By Chad Feehan
Local Journalism Initiative Reporter
October 20, 2023 Edition
Bay Roberts councillors returned last week to a topic that has bedeviled other councils at times – who should sit on what committee and for how long, and whether council should also meet as a committee of the whole.
Mayor Walter Yetman kicked off the conversation by referencing a previous agreement earlier in the council’s term to have a “bigger discussion about the committees structure and how the committees would be established for the next two years.”
Chief administrative officer Nigel Black detailed two previously discussed options: a revision of the standing committee structure, and a new committee of the whole system “similar to what’s used in the City of Corner Brook.”
A highlight of the system would be the appointment of an individual councillor as the lead council representative for each of the Town’s departments.
“The meeting will still have structure, and function similar to a council meeting but will be less formal and allow for more free discussion,” said Black.
Black had drafted a terms of reference reflecting the committee of the whole structure and a movement towards it “as was the direction given at that meeting.”
Also included in materials given to the council was a draft of the mayor’s appointments for the department leads and external organization appointments for 2023 into 2024. His recommendation was to adopt the committee of the whole terms of reference and council appointments policy.
Upon hearing the details of the change, Councillor Silas Badcock expressed a preference to discuss the entire matter in another meeting before moving forward. “It’s a big change to what we’ve done in the past,” Badcock said. “I think we need to have another meeting on it.”
Deputy Mayor Geoff Seymour acknowledged the need to make changes to make the committees “work better,” adding he was prepared to support previously discussed changes “if that was council’s will.”
Seymour was, however, disappointed to see preparations for such changes moving forward “without any consultations to the elected officials.”
“I thought in discussions last week part of the reasons for doing this was to alleviate some of the concerns council had in the past of not being involved, not being informed, not having a say, yet here we are in the same situation,” said the deputy mayor.
After some more back and forth between councillors, Yetman reminded the room that it is their decision to implement these changes or not, regardless of what has been drafted so far.
Both Badcock and Seymour were not sold on the committee appointments thus far.
“If we made an effort to consult and we didn’t get consensus, then by all means exert the mayor’s authority to appoint committees,” Seympur said. “But we didn’t make that effort.”
Yetman referred to a previous discussion on the matter as validation for the drafted changes.
“We had a really good discussion on the committee structure, everybody had the ability to say what they wanted and to voice their opinion,” he said.

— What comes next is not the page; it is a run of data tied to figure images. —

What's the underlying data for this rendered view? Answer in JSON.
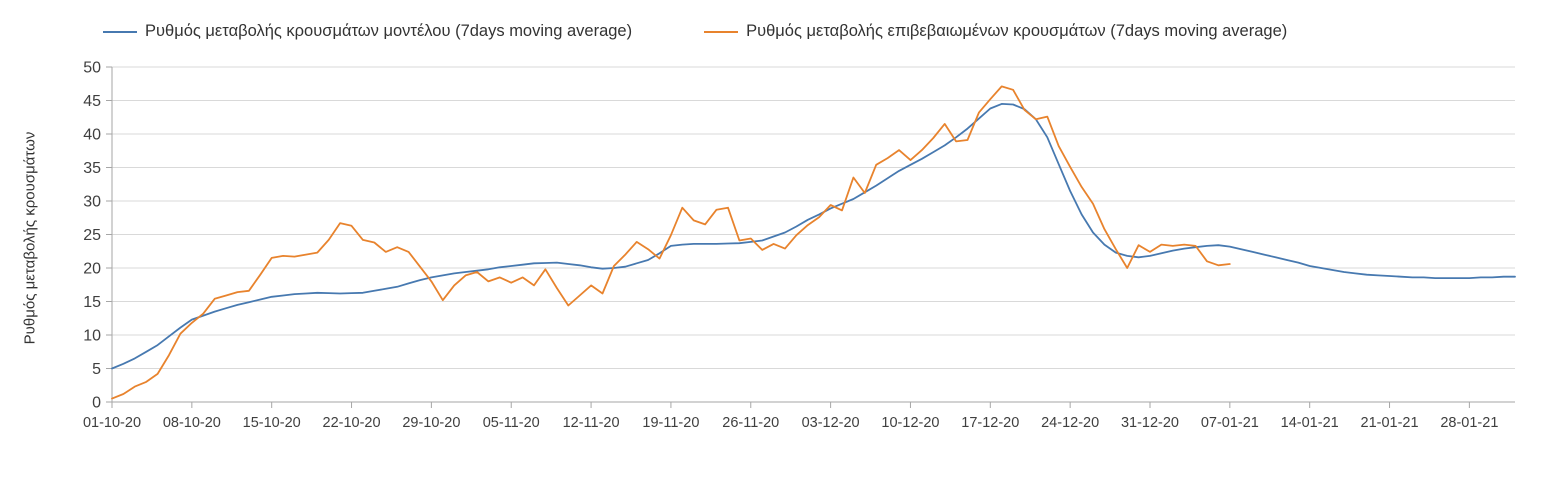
{
  "legend": {
    "items": [
      {
        "label": "Ρυθμός μεταβολής κρουσμάτων μοντέλου (7days moving average)"
      },
      {
        "label": "Ρυθμός μεταβολής επιβεβαιωμένων κρουσμάτων (7days moving average)"
      }
    ]
  },
  "chart_data": {
    "type": "line",
    "title": "",
    "xlabel": "",
    "ylabel": "Ρυθμός μεταβολής κρουσμάτων",
    "ylim": [
      0,
      50
    ],
    "ytick_step": 5,
    "ytick_labels": [
      "0",
      "5",
      "10",
      "15",
      "20",
      "25",
      "30",
      "35",
      "40",
      "45",
      "50"
    ],
    "grid": "horizontal",
    "legend_position": "top",
    "x_unit": "days since 01-10-2020, daily cadence",
    "x_max": 123,
    "x_ticks": [
      {
        "day": 0,
        "label": "01-10-20"
      },
      {
        "day": 7,
        "label": "08-10-20"
      },
      {
        "day": 14,
        "label": "15-10-20"
      },
      {
        "day": 21,
        "label": "22-10-20"
      },
      {
        "day": 28,
        "label": "29-10-20"
      },
      {
        "day": 35,
        "label": "05-11-20"
      },
      {
        "day": 42,
        "label": "12-11-20"
      },
      {
        "day": 49,
        "label": "19-11-20"
      },
      {
        "day": 56,
        "label": "26-11-20"
      },
      {
        "day": 63,
        "label": "03-12-20"
      },
      {
        "day": 70,
        "label": "10-12-20"
      },
      {
        "day": 77,
        "label": "17-12-20"
      },
      {
        "day": 84,
        "label": "24-12-20"
      },
      {
        "day": 91,
        "label": "31-12-20"
      },
      {
        "day": 98,
        "label": "07-01-21"
      },
      {
        "day": 105,
        "label": "14-01-21"
      },
      {
        "day": 112,
        "label": "21-01-21"
      },
      {
        "day": 119,
        "label": "28-01-21"
      }
    ],
    "colors": {
      "grid": "#d9d9d9",
      "axis": "#a6a6a6",
      "text": "#404040"
    },
    "series": [
      {
        "name": "Ρυθμός μεταβολής κρουσμάτων μοντέλου (7days moving average)",
        "color": "#4779B0",
        "start_day": 0,
        "values": [
          5.0,
          5.7,
          6.5,
          7.5,
          8.5,
          9.8,
          11.1,
          12.3,
          12.9,
          13.5,
          14.0,
          14.5,
          14.9,
          15.3,
          15.7,
          15.9,
          16.1,
          16.2,
          16.3,
          16.25,
          16.2,
          16.25,
          16.3,
          16.6,
          16.9,
          17.2,
          17.7,
          18.2,
          18.6,
          18.9,
          19.2,
          19.4,
          19.6,
          19.8,
          20.1,
          20.3,
          20.5,
          20.7,
          20.75,
          20.8,
          20.6,
          20.4,
          20.1,
          19.9,
          20.0,
          20.2,
          20.7,
          21.2,
          22.2,
          23.3,
          23.5,
          23.6,
          23.6,
          23.6,
          23.65,
          23.7,
          23.9,
          24.1,
          24.7,
          25.3,
          26.2,
          27.2,
          28.0,
          28.9,
          29.6,
          30.3,
          31.3,
          32.3,
          33.4,
          34.5,
          35.4,
          36.3,
          37.3,
          38.3,
          39.5,
          40.8,
          42.3,
          43.8,
          44.5,
          44.4,
          43.7,
          42.2,
          39.5,
          35.5,
          31.5,
          28.0,
          25.3,
          23.5,
          22.3,
          21.8,
          21.6,
          21.8,
          22.2,
          22.6,
          22.9,
          23.1,
          23.3,
          23.4,
          23.2,
          22.8,
          22.4,
          22.0,
          21.6,
          21.2,
          20.8,
          20.3,
          20.0,
          19.7,
          19.4,
          19.2,
          19.0,
          18.9,
          18.8,
          18.7,
          18.6,
          18.6,
          18.5,
          18.5,
          18.5,
          18.5,
          18.6,
          18.6,
          18.7,
          18.7
        ]
      },
      {
        "name": "Ρυθμός μεταβολής επιβεβαιωμένων κρουσμάτων (7days moving average)",
        "color": "#E8832D",
        "start_day": 0,
        "values": [
          0.5,
          1.2,
          2.3,
          3.0,
          4.2,
          7.0,
          10.2,
          11.8,
          13.2,
          15.4,
          15.9,
          16.4,
          16.6,
          19.0,
          21.5,
          21.8,
          21.7,
          22.0,
          22.3,
          24.2,
          26.7,
          26.3,
          24.2,
          23.8,
          22.4,
          23.1,
          22.4,
          20.2,
          18.0,
          15.2,
          17.4,
          18.9,
          19.4,
          18.0,
          18.6,
          17.8,
          18.6,
          17.4,
          19.8,
          17.0,
          14.4,
          15.9,
          17.4,
          16.2,
          20.3,
          22.0,
          23.9,
          22.8,
          21.4,
          24.9,
          29.0,
          27.1,
          26.5,
          28.7,
          29.0,
          24.1,
          24.4,
          22.7,
          23.6,
          22.9,
          24.9,
          26.4,
          27.6,
          29.4,
          28.6,
          33.5,
          31.2,
          35.4,
          36.4,
          37.6,
          36.1,
          37.6,
          39.4,
          41.5,
          38.9,
          39.1,
          43.2,
          45.2,
          47.1,
          46.6,
          43.6,
          42.2,
          42.6,
          38.2,
          35.1,
          32.1,
          29.6,
          25.8,
          22.8,
          20.0,
          23.4,
          22.4,
          23.5,
          23.3,
          23.5,
          23.3,
          21.0,
          20.4,
          20.6
        ]
      }
    ]
  }
}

After further debate, the mayor agreed to make an amendment to the motion to allow for further discussion on lead appointments.
“My mistake. We’re going to fix it,” said Yetman. “As I said, the council has the discretion to make the changes and to decide what you want. I’ve said that.”
Seymour echoed his own earlier sentiments. “While I didn’t favor this policy or this approach, I have no problem giving it a try if that’s the will of council,” he said. “I just wasn’t stuck on the lack of consultation.”
The motion was amended to discuss lead appointments at a later date and was subsequently carried.